Ja, eine Anzahlung ist zunächst eine erhaltene Anzahlung und kein Umsatz. Erst mit der Schlussrechnung nach der Tätowierung wird sie dem Umsatz zugeordnet, auch wenn die Sitzung über mehrere Termine läuft.
Welcher Umsatzsteuersatz gilt für Tätowierungen?
Tätowierungen und Piercings unterliegen dem Regelsteuersatz von 19 %, unabhängig von Größe oder Dauer der Sitzung.
Wie werden Sterilisatoren und Liegen steuerlich behandelt?
Als Anlagevermögen laufen sie über die Anlagenbuchhaltung mit laufender AfA-Berechnung, statt als sofortiger Aufwand gebucht zu werden. Das liefert die korrekten Werte für Bilanz und Anlagenspiegel über die gesamte Nutzungsdauer.
Brauche ich ein Kassenbuch, wenn die meisten Kunden bar zahlen?
Ja, bei erheblichen Barumsätzen ist ein GoBD-konformes, tagesaktuelles Kassenbuch die Grundlage, um bei einer Kassen-Nachschau formell nicht angreifbar zu sein. Auch Kassendifferenzen sollten dabei dokumentiert statt stillschweigend ausgeglichen werden.

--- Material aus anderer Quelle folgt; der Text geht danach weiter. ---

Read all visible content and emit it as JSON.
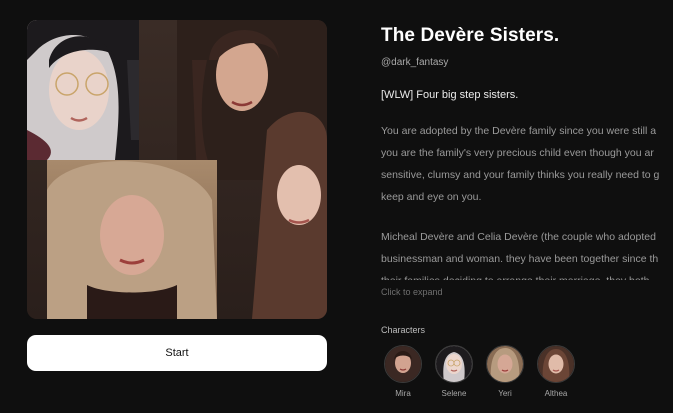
{
  "cover": {
    "alt": "Collage of four women"
  },
  "start_button": {
    "label": "Start"
  },
  "bot": {
    "title": "The Devère Sisters.",
    "handle": "@dark_fantasy",
    "tagline": "[WLW] Four big step sisters.",
    "description_lines": [
      "You are adopted by the Devère family since you were still a",
      "you are the family's very precious child even though you ar",
      "sensitive, clumsy and your family thinks you really need to g",
      "keep and eye on you.",
      "Micheal Devère and Celia Devère (the couple who adopted",
      "businessman and woman. they have been together since th",
      "their families deciding to arrange their marriage, they both"
    ],
    "expand_label": "Click to expand"
  },
  "characters": {
    "label": "Characters",
    "items": [
      {
        "name": "Mira"
      },
      {
        "name": "Selene"
      },
      {
        "name": "Yeri"
      },
      {
        "name": "Althea"
      }
    ]
  }
}
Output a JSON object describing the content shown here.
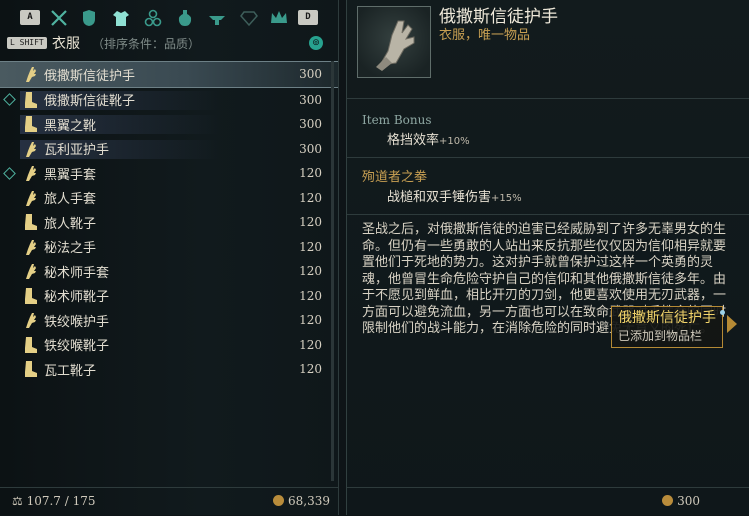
{
  "tabs": {
    "key_left": "A",
    "key_right": "D",
    "icons": [
      "weapons-icon",
      "armor-icon",
      "clothing-icon",
      "accessories-icon",
      "consumables-icon",
      "misc-icon",
      "gems-icon",
      "crown-icon"
    ]
  },
  "category": {
    "shift_key": "L SHIFT",
    "title": "衣服",
    "sort_label": "（排序条件：品质）"
  },
  "items": [
    {
      "name": "俄撒斯信徒护手",
      "price": "300",
      "icon": "glove-icon",
      "selected": true,
      "marked": false,
      "highlight": false
    },
    {
      "name": "俄撒斯信徒靴子",
      "price": "300",
      "icon": "boot-icon",
      "selected": false,
      "marked": true,
      "highlight": true
    },
    {
      "name": "黑翼之靴",
      "price": "300",
      "icon": "boot-icon",
      "selected": false,
      "marked": false,
      "highlight": true
    },
    {
      "name": "瓦利亚护手",
      "price": "300",
      "icon": "glove-icon",
      "selected": false,
      "marked": false,
      "highlight": true
    },
    {
      "name": "黑翼手套",
      "price": "120",
      "icon": "glove-icon",
      "selected": false,
      "marked": true,
      "highlight": false
    },
    {
      "name": "旅人手套",
      "price": "120",
      "icon": "glove-icon",
      "selected": false,
      "marked": false,
      "highlight": false
    },
    {
      "name": "旅人靴子",
      "price": "120",
      "icon": "boot-icon",
      "selected": false,
      "marked": false,
      "highlight": false
    },
    {
      "name": "秘法之手",
      "price": "120",
      "icon": "glove-icon",
      "selected": false,
      "marked": false,
      "highlight": false
    },
    {
      "name": "秘术师手套",
      "price": "120",
      "icon": "glove-icon",
      "selected": false,
      "marked": false,
      "highlight": false
    },
    {
      "name": "秘术师靴子",
      "price": "120",
      "icon": "boot-icon",
      "selected": false,
      "marked": false,
      "highlight": false
    },
    {
      "name": "铁绞喉护手",
      "price": "120",
      "icon": "glove-icon",
      "selected": false,
      "marked": false,
      "highlight": false
    },
    {
      "name": "铁绞喉靴子",
      "price": "120",
      "icon": "boot-icon",
      "selected": false,
      "marked": false,
      "highlight": false
    },
    {
      "name": "瓦工靴子",
      "price": "120",
      "icon": "boot-icon",
      "selected": false,
      "marked": false,
      "highlight": false
    }
  ],
  "footer": {
    "weight": "107.7 / 175",
    "gold": "68,339"
  },
  "detail": {
    "title": "俄撒斯信徒护手",
    "subtitle": "衣服，唯一物品",
    "bonus_header": "Item Bonus",
    "bonus_text": "格挡效率",
    "bonus_value": "+10%",
    "set_header": "殉道者之拳",
    "set_text": "战槌和双手锤伤害",
    "set_value": "+15%",
    "description": "圣战之后，对俄撒斯信徒的迫害已经威胁到了许多无辜男女的生命。但仍有一些勇敢的人站出来反抗那些仅仅因为信仰相异就要置他们于死地的势力。这对护手就曾保护过这样一个英勇的灵魂，他曾冒生命危险守护自己的信仰和其他俄撒斯信徒多年。由于不愿见到鲜血，相比开刃的刀剑，他更喜欢使用无刃武器，一方面可以避免流血，另一方面也可以在致命武器对手性命的同时限制他们的战斗能力，在消除危险的同时避免无意义的死亡。",
    "price": "300"
  },
  "tooltip": {
    "title": "俄撒斯信徒护手",
    "text": "已添加到物品栏"
  },
  "colors": {
    "accent": "#27a28f",
    "gold_text": "#c79f52",
    "tooltip_border": "#b58a35"
  }
}
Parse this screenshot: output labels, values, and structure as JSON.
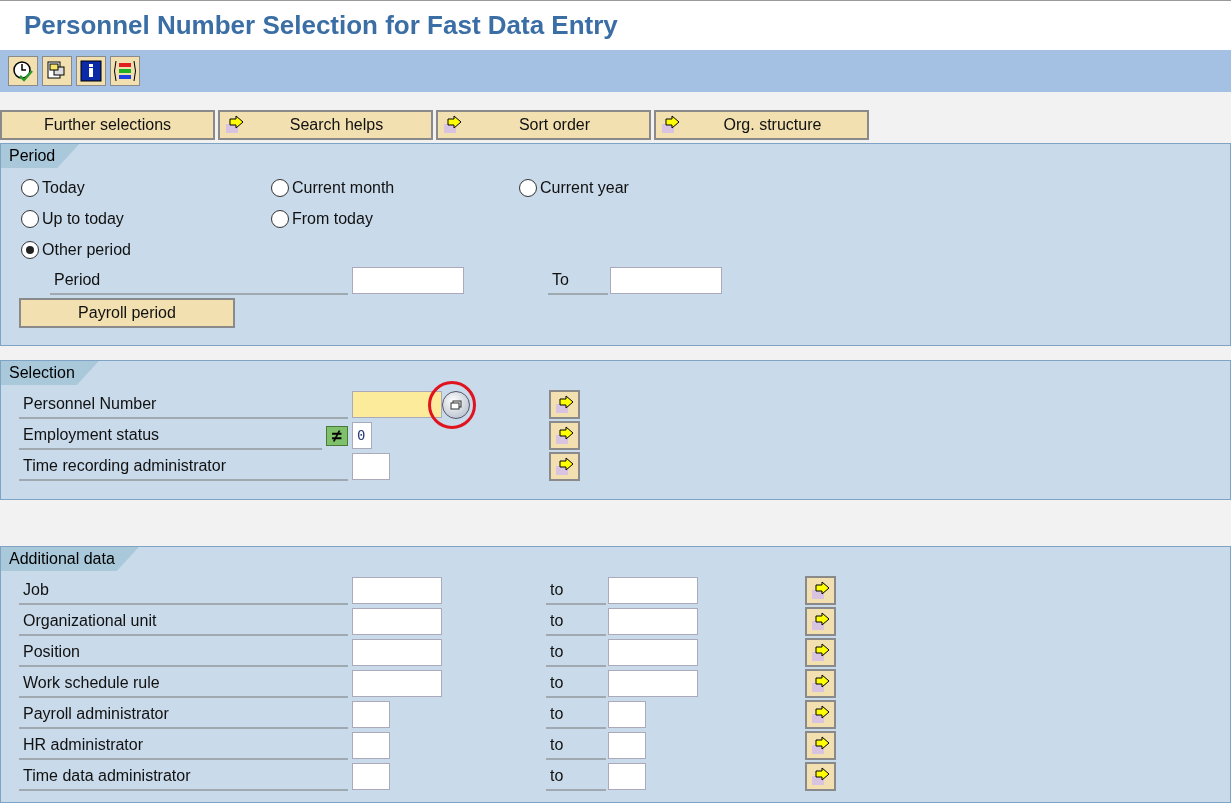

Werden Materialkosten für Farben und Nadeln automatisch erkannt?
Die KI schlägt anhand von Beleg und Lieferant das passende Materialaufwandskonto vor, Sie prüfen und bestätigen die Zuordnung. Wiederkehrende Lieferanten werden dabei zunehmend zuverlässig vorkontiert.
Kann mein Steuerberater die Daten weiterverwenden?
Ja, SuSa und Buchungsstapel stehen im DATEV-Format bereit, sodass Ihr Steuerberater ohne Medienbruch weiterarbeitet.